En la Biblia hallamos dos leyes, mejor conocidas como los dos testamentos. Sus reglas son distintas; por tanto es imposible guardar las dos. Pero esto no las hace contradecirse, pues el mismo Dios es autor de ambas. Antes bien, fueron escritas para dos épocas distintas. La ley antigua sirvió bien para su época particular; la nueva sirve bien ahora.
Desde el monte Sinai Dios entregó una ley al pueblo de Israel y mandó a Moisés a escribirla. Por eso esa ley llegó a conocerse como la ley de Moisés. El Nuevo Testamento a veces se refiere a ella como “la ley”, mientras se refiere al nuevo orden que Cristo instituyó como “la gracia”.

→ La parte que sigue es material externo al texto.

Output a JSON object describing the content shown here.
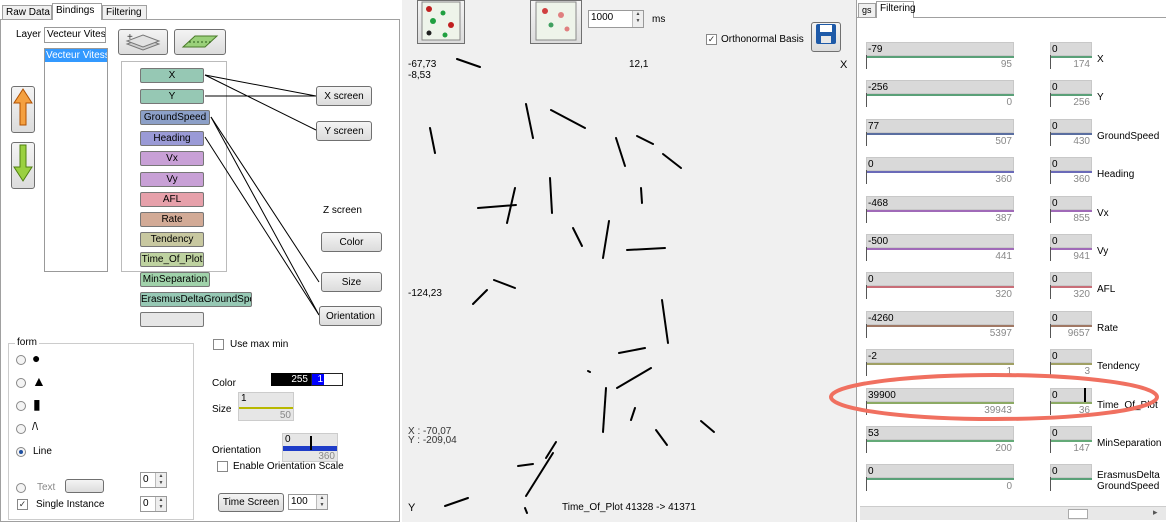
{
  "left_panel": {
    "tabs": [
      "Raw Data",
      "Bindings",
      "Filtering"
    ],
    "layer_label": "Layer",
    "layer_value": "Vecteur Vitess",
    "layer_list_item": "Vecteur Vitesse",
    "variables": [
      "X",
      "Y",
      "GroundSpeed",
      "Heading",
      "Vx",
      "Vy",
      "AFL",
      "Rate",
      "Tendency",
      "Time_Of_Plot",
      "MinSeparation",
      "ErasmusDeltaGroundSpeed",
      ""
    ],
    "var_colors": [
      "#96c8b4",
      "#96c8b4",
      "#8ca0c8",
      "#9a9ad6",
      "#c8a0d6",
      "#c8a0d6",
      "#e6a0aa",
      "#d2aa96",
      "#c8c8a0",
      "#bed2a0",
      "#a0d2aa",
      "#96c8b4",
      "#e6e6e6"
    ],
    "targets": {
      "xscreen": "X screen",
      "yscreen": "Y screen",
      "zscreen": "Z screen",
      "color": "Color",
      "size": "Size",
      "orientation": "Orientation"
    },
    "form_label": "form",
    "shapes": {
      "circle": "●",
      "triangle": "▲",
      "bar": "▮",
      "caret": "/\\",
      "line": "Line"
    },
    "use_max_min": "Use max min",
    "color_label": "Color",
    "color_value": "255",
    "color_value2": "1",
    "size_label": "Size",
    "size_value": "1",
    "size_max": "50",
    "orientation_label": "Orientation",
    "orientation_value": "0",
    "orientation_max": "360",
    "enable_orientation_scale": "Enable Orientation Scale",
    "text_label": "Text",
    "single_instance": "Single Instance",
    "spin1": "0",
    "spin2": "0",
    "time_screen": "Time Screen",
    "time_value": "100"
  },
  "center": {
    "interval_value": "1000",
    "interval_unit": "ms",
    "orthonormal": "Orthonormal Basis",
    "x_min": "-67,73",
    "x_mid": "12,1",
    "x_label": "X",
    "y_top": "-8,53",
    "y_mid": "-124,23",
    "y_label": "Y",
    "cursor_x": "X : -70,07",
    "cursor_y": "Y : -209,04",
    "footer": "Time_Of_Plot 41328 -> 41371"
  },
  "right_panel": {
    "tabs": [
      "gs",
      "Filtering"
    ],
    "filters": [
      {
        "name": "X",
        "v1": "-79",
        "m1": "95",
        "v2": "0",
        "m2": "174",
        "color": "#5aa078"
      },
      {
        "name": "Y",
        "v1": "-256",
        "m1": "0",
        "v2": "0",
        "m2": "256",
        "color": "#5aa078"
      },
      {
        "name": "GroundSpeed",
        "v1": "77",
        "m1": "507",
        "v2": "0",
        "m2": "430",
        "color": "#5a6ea0"
      },
      {
        "name": "Heading",
        "v1": "0",
        "m1": "360",
        "v2": "0",
        "m2": "360",
        "color": "#6a6ab8"
      },
      {
        "name": "Vx",
        "v1": "-468",
        "m1": "387",
        "v2": "0",
        "m2": "855",
        "color": "#a06ab8"
      },
      {
        "name": "Vy",
        "v1": "-500",
        "m1": "441",
        "v2": "0",
        "m2": "941",
        "color": "#a06ab8"
      },
      {
        "name": "AFL",
        "v1": "0",
        "m1": "320",
        "v2": "0",
        "m2": "320",
        "color": "#c86e78"
      },
      {
        "name": "Rate",
        "v1": "-4260",
        "m1": "5397",
        "v2": "0",
        "m2": "9657",
        "color": "#a07864"
      },
      {
        "name": "Tendency",
        "v1": "-2",
        "m1": "1",
        "v2": "0",
        "m2": "3",
        "color": "#a0a064"
      },
      {
        "name": "Time_Of_Plot",
        "v1": "39900",
        "m1": "39943",
        "v2": "0",
        "m2": "36",
        "color": "#8caa64"
      },
      {
        "name": "MinSeparation",
        "v1": "53",
        "m1": "200",
        "v2": "0",
        "m2": "147",
        "color": "#64aa78"
      },
      {
        "name": "ErasmusDeltaGroundSpeed",
        "v1": "0",
        "m1": "0",
        "v2": "0",
        "m2": "",
        "color": "#5aa078"
      }
    ],
    "highlight_color": "#f07060"
  }
}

La ley de Moisés fue provisional: fue hecha para terminarse. “Porque la ley, teniendo la sombra de los bienes venideros, no la imagen misma de las cosas, nunca puede, por los mismos sacrificios que se ofrecen continuamente cada año, hacer perfectos a los que se acercan” (Hebreos 10.1). Terminó su obra y encontró su fin en Cristo. “Porque el fin de la ley es Cristo, para justicia a todo aquel que cree” (Romanos 10.4).
La ley de Moisés fue terminada por causa de su debilidad y muriendo aquella ley falible, pudo efectuarse la ley perfecta de Cristo.
Dios lo planeó así desde el principio. Se puede ver en la misma ley de Moisés: “Profeta les levantaré de en medio de sus hermanos, como tú; y pondré mis palabras en su boca, y él les hablará todo lo que yo le mandare. Mas a cualquiera que no oyere mis palabras que él hablare en mi nombre, yo le pediré cuenta” (Deuteronomio 18.18-19). Estas palabras de Dios mismo señalaron al día en que un legislador más grande que Moisés entregaría una ley superior. Así que Moisés, el escritor del primer pacto, aun al escribirlo predijo su anulación.
La ley de Cristo es el cumplimiento del plan perfecto de Dios, formado desde antes de la fundación del mundo para salvar a la humanidad. La ley de Moisés fue dada a causa de las transgresiones, mientras Dios preparaba al mundo para la venida de Cristo.
La Biblia hace una distinción clara entre la ley vieja y la nueva. Por ejemplo, la ley de Moisés mandó la pena de muerte para ciertos crímenes, y la guerra contra las naciones pecaminosas. En cambio la ley de Cristo nos encarga a amar a nuestros enemigos y a hacer bien a los que nos hacen mal. Eso es porque el nuevo pacto le quita al pueblo de Dios las responsabilidades del estado que le pertenecían bajo el viejo pacto. Quita también los sacrificios y figuras de la ley, ya que quedan cumplidas en Cristo. En cambio instituye un culto espiritual, dirigido por el Espíritu Santo de modo que sea “en espíritu y en verdad”. Reemplaza la ley moral, resumida en los diez mandamientos, con la ley más alta de Cristo. Algunos no quieren reconocer este último cambio. Sin embargo, Jesús lo afirmó repetidas veces con sus palabras del Sermón del monte: “Oísteis que fue dicho... pero yo os digo”.
La ley de Cristo ha reemplazado completamente la ley de Moisés como nuestra regla de doctrina y conducta. El apóstol escribió hace casi dos mil años que Dios, “al decir: Nuevo pacto, ha dado por viejo al primero; y lo que se da por viejo y se envejece, está próximo a desaparecer” (Hebreos 8.13). Las dos leyes son tan diferentes que no podemos guardar las dos.